There is no hard and fast rule regarding how long a wedding engagement should be. Traditionally the point of a wedding engagement was to allow the couple plenty of time to get to know one another. Dating and relationships have changed dramatically over the years and today people tend to become both physically and emotionally more intimate with one another quicker than they did many years ago. Regardless of the situation any couple that intend to marry can benefit from taking the time to spend together and learn as much about the other person as possible.

There is a great deal that happens between the time that a couple announces their engagement and the day of the wedding. After the big announcement family members from both sides must meet each other and there is plenty of discussions to be had about money, goals, children (childbearing and childrearing), and what is sometimes referred to as “household-blending.” These events tend to be stressful and can put added strain on a relationship so a period of engagement tests each individual and lets both individuals see for themselves how the other handles this type of pressure. Another reason that an engagement is important is that it takes a certain amount of time to plan a wedding. This also invites stress, as other family members often want to be a part of the wedding planning.

A wedding engagement should last long enough that those closest to you, such as your immediate family and closest friends can have time to get to know the person you plan to spend the rest of your life with. This also works for the other person as well. Keep in mind that by merging together as a married couple you are also merging two families together to be come in-laws of each others.

If this is your second marriage and you have children who still live at home then you may need to set aside even more time for your children to get to know the other person. Trust takes time after all and in wanting your children to see how much you love your future spouse you also want them to welcome this person into the home that they share with you.

Studies have shown that people who marry in their 40s, 50s and 60s, whether it be their first or second marriage, tend to have the shortest engagement while those in their 20s and 30s take more time.

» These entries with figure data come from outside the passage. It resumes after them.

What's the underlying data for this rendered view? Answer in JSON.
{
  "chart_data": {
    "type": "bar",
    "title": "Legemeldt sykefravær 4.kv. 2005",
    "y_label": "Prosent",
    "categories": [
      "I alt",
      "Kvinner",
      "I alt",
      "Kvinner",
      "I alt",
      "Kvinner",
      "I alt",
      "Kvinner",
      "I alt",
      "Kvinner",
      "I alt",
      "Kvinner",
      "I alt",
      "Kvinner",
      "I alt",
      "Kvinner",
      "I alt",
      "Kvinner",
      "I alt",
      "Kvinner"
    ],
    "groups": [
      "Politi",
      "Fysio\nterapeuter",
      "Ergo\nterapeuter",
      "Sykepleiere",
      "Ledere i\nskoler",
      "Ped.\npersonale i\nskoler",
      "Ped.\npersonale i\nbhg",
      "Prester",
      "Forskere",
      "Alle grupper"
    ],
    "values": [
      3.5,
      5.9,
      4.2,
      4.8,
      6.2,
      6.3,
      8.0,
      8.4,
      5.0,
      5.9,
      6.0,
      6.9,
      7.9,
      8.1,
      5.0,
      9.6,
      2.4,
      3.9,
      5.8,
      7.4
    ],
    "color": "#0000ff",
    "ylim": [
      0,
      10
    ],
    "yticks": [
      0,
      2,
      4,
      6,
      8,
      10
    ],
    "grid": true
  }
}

Younger people need more time to save for their weddings and also are involved in building their careers. As well there tends to be more feelings of doubt and uncertainty with twenty and thirty-something's. Younger people often have engagements that last anywhere from one to three years while for those older it is common for weddings to take place after a three to six month engagement. After all is said and done the length of a wedding engagement is dependent on the unique situation of the two people involved.